Dear Mr Prograf,
Firstly, kudos to you on the science bit, and on creating an anti-rejection wonder. I'd say you drive a fierce nice car now, but I hope that back at the beginning, it wasn't all about the money, and the genius in you wanted to advance pharmaceutical brilliance.
You did good.
But let's talk about the hair loss that your drug causes.
You see, in all my imaginings of my post-transplant days, I saw showreels of myself tripping and giggling my way across cities and continents with hair.
I did not foresee the daily exodus down the plughole in my shower. Increasingly now I fear the moment of having to wash or brush my hair because of the frightening number of strands that come away in my hands.
It makes me sad, and I truly had enough of that before.
I know the medics say it should "settle down" once my body adjusts to being immuno-suppressed, but if that takes much longer, I am going to have to endure taunts from the meanies on the bus.
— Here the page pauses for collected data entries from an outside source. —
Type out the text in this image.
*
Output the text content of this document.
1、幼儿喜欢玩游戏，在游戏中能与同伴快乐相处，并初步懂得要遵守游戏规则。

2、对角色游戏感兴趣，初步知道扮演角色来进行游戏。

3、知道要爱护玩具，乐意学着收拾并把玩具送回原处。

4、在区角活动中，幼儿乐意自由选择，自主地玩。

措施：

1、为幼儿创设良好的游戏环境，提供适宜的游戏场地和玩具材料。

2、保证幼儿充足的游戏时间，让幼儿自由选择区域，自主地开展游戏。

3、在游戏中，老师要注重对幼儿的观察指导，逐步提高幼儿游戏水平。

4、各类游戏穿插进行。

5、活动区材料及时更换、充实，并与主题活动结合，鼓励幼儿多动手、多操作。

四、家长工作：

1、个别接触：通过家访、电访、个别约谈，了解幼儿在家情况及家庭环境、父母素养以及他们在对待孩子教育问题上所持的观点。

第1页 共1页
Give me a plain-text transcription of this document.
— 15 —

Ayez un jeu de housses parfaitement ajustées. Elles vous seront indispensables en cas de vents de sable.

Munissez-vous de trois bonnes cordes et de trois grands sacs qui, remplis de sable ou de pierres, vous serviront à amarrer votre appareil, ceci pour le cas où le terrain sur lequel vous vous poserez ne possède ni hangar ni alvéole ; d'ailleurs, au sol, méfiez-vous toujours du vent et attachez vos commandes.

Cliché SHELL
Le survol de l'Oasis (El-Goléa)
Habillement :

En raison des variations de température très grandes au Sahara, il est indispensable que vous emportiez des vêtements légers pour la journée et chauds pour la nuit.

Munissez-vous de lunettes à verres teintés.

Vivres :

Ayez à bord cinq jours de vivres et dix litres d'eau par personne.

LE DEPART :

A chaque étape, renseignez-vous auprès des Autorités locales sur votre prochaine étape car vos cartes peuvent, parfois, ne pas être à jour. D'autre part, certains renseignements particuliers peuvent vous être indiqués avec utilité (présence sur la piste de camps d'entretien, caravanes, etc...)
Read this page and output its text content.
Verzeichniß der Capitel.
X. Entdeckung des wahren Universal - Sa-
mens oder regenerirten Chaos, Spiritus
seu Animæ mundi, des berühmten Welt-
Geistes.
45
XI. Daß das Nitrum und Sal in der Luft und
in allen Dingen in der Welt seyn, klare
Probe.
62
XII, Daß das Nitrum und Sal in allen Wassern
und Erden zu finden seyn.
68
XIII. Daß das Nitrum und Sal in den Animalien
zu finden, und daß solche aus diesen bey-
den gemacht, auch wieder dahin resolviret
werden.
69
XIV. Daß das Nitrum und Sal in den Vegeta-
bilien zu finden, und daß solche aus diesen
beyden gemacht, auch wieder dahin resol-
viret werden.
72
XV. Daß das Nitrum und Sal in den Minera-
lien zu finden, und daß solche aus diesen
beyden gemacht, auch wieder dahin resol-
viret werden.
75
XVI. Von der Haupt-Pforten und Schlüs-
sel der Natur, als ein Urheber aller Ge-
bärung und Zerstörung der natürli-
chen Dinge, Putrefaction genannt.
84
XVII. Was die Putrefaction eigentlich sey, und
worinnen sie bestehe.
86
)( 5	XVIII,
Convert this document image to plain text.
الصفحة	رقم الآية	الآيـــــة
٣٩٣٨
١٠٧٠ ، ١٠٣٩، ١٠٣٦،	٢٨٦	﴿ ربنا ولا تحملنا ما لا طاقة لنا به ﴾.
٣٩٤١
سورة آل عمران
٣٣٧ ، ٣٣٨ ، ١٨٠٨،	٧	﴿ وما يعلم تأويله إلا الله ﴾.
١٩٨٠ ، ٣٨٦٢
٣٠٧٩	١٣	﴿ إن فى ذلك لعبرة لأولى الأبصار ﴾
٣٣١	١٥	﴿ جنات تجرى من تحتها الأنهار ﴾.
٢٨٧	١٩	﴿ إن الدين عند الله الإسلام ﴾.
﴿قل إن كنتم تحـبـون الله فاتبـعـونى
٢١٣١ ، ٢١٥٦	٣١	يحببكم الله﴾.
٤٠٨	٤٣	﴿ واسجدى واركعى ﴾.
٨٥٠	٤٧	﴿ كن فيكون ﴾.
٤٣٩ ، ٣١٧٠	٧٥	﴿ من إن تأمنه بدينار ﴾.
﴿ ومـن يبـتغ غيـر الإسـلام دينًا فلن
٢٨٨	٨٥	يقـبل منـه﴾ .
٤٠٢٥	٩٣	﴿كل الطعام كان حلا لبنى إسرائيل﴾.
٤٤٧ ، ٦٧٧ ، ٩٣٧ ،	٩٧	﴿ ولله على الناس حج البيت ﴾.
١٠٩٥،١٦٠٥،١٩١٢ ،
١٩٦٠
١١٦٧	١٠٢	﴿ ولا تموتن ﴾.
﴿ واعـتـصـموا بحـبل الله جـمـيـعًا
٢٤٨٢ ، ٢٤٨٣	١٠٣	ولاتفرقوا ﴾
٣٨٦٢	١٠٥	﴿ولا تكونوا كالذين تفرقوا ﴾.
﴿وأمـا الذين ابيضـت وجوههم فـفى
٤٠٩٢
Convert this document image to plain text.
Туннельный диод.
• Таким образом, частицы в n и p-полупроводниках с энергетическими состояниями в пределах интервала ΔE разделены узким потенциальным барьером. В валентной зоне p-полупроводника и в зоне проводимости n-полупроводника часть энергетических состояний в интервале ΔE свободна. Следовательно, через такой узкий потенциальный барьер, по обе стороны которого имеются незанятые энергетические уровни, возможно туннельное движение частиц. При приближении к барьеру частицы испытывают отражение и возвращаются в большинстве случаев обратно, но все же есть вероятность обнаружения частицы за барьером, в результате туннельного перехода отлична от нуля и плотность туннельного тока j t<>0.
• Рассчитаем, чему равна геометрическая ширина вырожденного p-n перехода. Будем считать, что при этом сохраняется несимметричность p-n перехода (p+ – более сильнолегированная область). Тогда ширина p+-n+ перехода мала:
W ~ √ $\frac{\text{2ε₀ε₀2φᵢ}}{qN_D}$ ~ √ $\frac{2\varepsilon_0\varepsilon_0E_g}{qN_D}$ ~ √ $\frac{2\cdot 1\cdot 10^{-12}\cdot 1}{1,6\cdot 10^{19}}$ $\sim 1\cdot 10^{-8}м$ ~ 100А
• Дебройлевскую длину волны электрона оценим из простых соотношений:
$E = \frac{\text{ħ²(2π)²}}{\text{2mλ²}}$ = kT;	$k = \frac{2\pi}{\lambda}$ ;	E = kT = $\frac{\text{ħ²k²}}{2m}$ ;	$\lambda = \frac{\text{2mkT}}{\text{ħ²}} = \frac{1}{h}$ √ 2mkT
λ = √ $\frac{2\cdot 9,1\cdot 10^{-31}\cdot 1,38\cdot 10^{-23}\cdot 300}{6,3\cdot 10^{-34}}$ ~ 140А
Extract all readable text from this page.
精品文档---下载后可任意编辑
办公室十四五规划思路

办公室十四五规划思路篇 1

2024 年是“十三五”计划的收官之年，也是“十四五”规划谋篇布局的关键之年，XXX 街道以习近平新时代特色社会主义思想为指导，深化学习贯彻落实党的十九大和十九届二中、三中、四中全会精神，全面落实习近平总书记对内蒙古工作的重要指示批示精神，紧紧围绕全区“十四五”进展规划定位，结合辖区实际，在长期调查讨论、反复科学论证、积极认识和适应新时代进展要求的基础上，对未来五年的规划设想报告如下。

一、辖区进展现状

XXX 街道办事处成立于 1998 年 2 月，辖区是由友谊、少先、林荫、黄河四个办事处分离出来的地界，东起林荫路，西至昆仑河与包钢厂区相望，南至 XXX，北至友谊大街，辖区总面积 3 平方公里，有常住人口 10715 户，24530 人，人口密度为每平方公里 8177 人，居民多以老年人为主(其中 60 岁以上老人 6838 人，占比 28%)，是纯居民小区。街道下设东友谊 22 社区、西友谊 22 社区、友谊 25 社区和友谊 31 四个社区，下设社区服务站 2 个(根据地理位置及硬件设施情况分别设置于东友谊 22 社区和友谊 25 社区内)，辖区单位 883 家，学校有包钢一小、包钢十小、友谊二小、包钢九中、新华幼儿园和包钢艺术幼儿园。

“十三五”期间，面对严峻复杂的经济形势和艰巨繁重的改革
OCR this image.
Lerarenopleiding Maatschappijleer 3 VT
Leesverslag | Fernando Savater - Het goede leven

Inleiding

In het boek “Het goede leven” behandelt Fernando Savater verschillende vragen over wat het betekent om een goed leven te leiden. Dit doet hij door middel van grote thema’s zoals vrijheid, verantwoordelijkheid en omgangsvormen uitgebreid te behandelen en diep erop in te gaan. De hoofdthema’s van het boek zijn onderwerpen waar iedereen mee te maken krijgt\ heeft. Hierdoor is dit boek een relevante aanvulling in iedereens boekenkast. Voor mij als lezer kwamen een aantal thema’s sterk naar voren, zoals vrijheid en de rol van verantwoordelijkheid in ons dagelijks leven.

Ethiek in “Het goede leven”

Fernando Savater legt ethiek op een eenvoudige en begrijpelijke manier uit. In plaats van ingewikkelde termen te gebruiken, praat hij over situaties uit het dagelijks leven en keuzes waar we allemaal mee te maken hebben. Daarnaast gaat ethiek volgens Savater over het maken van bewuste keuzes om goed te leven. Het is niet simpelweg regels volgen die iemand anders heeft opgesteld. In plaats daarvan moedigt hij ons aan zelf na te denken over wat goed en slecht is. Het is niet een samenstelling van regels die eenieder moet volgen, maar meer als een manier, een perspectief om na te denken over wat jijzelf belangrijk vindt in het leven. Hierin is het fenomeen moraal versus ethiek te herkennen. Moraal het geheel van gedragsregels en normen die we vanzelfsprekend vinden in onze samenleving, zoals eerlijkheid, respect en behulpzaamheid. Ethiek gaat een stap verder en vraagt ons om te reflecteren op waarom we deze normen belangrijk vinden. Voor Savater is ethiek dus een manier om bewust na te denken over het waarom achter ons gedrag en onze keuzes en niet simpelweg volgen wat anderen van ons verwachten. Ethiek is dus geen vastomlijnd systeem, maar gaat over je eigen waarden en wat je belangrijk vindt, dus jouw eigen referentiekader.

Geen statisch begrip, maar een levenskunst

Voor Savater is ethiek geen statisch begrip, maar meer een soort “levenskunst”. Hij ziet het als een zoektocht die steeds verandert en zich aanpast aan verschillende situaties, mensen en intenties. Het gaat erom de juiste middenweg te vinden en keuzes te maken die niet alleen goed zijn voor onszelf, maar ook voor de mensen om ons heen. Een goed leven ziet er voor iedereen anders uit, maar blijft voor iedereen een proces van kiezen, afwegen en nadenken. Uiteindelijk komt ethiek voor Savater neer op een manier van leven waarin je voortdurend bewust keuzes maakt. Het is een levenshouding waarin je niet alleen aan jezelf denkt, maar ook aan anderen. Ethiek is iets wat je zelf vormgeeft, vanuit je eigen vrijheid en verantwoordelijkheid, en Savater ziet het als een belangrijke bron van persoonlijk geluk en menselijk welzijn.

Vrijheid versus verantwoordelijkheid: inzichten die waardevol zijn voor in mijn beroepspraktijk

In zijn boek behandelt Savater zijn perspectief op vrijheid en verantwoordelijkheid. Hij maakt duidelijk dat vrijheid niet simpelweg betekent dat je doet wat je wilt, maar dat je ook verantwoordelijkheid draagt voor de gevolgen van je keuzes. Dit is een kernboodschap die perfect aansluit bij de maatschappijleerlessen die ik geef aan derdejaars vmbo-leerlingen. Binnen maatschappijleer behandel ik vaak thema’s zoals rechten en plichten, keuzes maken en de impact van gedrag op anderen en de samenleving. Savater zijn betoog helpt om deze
"Here, is that yer one Gail Porter?"
Worse still, someone may compare me to Sinead O'Connor, and I am neither bipolar, nor the mother of a handful of children who are all half siblings to each other, and whose living room is a bit crowded come Father's Day.
Please do not mistake this grumbling for ingratitude. I love, love, love my kidney, and I will never stop counting myself as a lucky one.
Luckier even than Dolores McNamara. Euromillions? Oodles of euro in the bank is no fortune compared to mine.
But it really would be terrific if I could have a working kidney and hair.
Some are comforted by the theory that the hair loss is down to your body trying to heal. That it diverts all the protein and the essential minerals towards patching up your wounds, and away from nourishing your tresses.
I'm not buying it.
So Mr Prograf, get thee to a lab, and sort it out. Pronto.
Keep the parts of your elixir that kidney needs to stay healthy. Lose the elements that are turning my scalp into the hair follicles' version of Pol Pot's killing fields.